# Tanners Creek



## bassmaniac (May 10, 2004)

Might be fishing Tanners Creek in a couple weeks. What licenses are needed for that area?


----------



## Doctor (Apr 5, 2004)

Indiana or Kentucky


----------



## Warpath (May 23, 2004)

It all depends if you want to fish all the areas. I know there are reciprocal agreements between states, but most only regard the main river up to "the first ripple of any tributary". From what I have been told, that means if the water in the tributary is in any distance from the shore of the main river, you need that state's particular license to fish it. 
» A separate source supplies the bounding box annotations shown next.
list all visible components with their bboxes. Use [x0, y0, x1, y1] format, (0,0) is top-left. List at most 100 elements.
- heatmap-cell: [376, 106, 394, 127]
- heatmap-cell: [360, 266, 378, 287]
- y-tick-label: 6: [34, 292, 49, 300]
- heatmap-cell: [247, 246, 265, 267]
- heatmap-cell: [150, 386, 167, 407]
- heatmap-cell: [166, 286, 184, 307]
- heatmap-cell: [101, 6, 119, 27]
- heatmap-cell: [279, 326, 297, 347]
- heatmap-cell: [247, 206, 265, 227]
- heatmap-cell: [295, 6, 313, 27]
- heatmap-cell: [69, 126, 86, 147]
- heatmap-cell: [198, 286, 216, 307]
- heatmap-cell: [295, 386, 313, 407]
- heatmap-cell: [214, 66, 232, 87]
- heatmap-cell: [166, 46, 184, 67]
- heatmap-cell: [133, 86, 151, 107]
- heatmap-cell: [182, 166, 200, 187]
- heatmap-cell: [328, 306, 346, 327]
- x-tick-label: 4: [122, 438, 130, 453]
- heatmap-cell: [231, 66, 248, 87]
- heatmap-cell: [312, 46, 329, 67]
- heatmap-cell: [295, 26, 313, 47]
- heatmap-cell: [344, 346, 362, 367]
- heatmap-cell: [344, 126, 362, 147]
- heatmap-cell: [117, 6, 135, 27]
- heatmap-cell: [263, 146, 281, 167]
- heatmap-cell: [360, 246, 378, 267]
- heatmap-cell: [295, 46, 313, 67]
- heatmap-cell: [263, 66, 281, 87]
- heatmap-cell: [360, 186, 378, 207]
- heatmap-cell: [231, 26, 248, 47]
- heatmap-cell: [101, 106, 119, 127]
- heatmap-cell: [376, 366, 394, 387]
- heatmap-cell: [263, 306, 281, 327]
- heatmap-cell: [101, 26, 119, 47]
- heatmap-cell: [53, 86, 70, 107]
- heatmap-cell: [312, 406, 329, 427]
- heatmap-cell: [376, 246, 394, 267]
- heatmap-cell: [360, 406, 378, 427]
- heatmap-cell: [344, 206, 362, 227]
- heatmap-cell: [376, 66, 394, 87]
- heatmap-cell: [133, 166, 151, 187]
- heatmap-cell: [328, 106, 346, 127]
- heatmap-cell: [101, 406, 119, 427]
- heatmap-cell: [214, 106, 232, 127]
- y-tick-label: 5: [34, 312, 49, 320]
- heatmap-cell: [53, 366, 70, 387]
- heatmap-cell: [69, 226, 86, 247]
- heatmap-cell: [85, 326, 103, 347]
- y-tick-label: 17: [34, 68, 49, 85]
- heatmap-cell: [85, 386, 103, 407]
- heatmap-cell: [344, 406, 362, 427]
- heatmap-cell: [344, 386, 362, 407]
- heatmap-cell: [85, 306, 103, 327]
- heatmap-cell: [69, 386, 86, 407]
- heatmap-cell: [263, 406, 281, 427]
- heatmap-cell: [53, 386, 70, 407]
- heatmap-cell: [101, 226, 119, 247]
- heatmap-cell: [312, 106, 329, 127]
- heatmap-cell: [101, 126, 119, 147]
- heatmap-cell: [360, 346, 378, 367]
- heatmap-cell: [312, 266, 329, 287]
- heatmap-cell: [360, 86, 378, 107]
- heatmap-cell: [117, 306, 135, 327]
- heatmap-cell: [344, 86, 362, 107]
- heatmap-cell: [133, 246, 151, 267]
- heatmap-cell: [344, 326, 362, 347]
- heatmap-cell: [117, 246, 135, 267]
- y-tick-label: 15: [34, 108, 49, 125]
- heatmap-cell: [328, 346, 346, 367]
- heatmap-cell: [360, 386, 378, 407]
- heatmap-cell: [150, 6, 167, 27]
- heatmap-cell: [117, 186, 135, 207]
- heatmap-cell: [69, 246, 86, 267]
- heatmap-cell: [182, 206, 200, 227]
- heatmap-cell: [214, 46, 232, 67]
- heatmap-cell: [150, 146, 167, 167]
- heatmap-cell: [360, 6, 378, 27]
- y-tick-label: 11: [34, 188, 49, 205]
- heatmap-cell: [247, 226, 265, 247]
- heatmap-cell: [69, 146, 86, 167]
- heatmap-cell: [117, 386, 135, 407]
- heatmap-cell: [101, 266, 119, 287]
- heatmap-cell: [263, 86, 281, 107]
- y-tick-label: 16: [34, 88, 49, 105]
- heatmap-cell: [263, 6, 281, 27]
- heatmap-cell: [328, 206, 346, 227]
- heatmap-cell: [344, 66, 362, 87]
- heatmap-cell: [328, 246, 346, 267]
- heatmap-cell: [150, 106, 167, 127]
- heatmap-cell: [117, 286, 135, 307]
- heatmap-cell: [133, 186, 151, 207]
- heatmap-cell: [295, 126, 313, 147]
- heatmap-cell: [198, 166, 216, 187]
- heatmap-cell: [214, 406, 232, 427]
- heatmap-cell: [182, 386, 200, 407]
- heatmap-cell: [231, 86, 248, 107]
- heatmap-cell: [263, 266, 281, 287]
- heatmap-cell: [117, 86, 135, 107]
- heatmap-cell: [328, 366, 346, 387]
When bass clubs prepare for tournaments at Tanner's Creek, they suggest getting all of the licenses necessary so you are not confined from any waters. Get all three, Ohio, Indiana, and Kentucky. 

Eric


----------



## LakeRaider (Apr 5, 2004)

I grew up on it! I fished bass tourneys on it from 1974 to 1994 on it.I was the first to run a Hydrasport bassboat with an inline 150 hp Merc on it.I can tell you every inch of it from the ramp to its headwaters in Guilford. I can tell you about all three backwaters on it and the island. I can tell you where the vault on the bank is. I can tell you where the missing bridge is. I can tell you where the sandbar is. Where the seven mile 1893 bridge is. I can even tell you where the body that was found in 1989 was at. I can show you where the Alligator was caught! I can tell you about Mack Hunley in the IndayII . I promise you NOBODY here at OGF knows more about Tanners Creek than I do!!!! I can also tell you about every inch of Laughery Creek from the mouth to Hartford Crossing where I caught a largemouth bass weighing 6lbs 9-1/4 oz and its on my wall on 6-26-1988. You need an Indiana license! What do you want to know?!  LakeRaider


----------



## LakeRaider (Apr 5, 2004)

Old timers of Tanners. Can you still remember the old road to the ramp to the right of McDonalds? That would be off Eads Parkway! Ring a bell?  Raider


----------



## LakeRaider (Apr 5, 2004)

Anybody remember Ronny Brown or Tate Sheppard from Tanners? Both ran Hydrasports. I just spent a week at Ky.Lake with Ron the last week of April! And Ron, Tate and Joe Brown (deceased) taught me the creek and they fished it in the 60,s and still currently go!  Think about it, thats over 39+ plus years!  Raider


----------



## sliprig (Apr 6, 2004)

Tanner's starts well past Guilford, in St Leon really. It's small up there, in fact a young boy could pee across it with out breakin' a sweat  
Sounds like you know rest like the back on your hand.

Slip


----------



## LakeRaider (Apr 5, 2004)

Yep, your right. You can,t go past Guilford area in a bassboat is what I meant. But your absolutely right, she goes way up there. I never fished above but I heard there was some good wading areas. Tell us what you know, I,m interested in that area. Is it canoe-able?  Raider


----------



## Kickerfish (Jun 2, 2005)

Hey, Lake Raider, I sent you a private message!


----------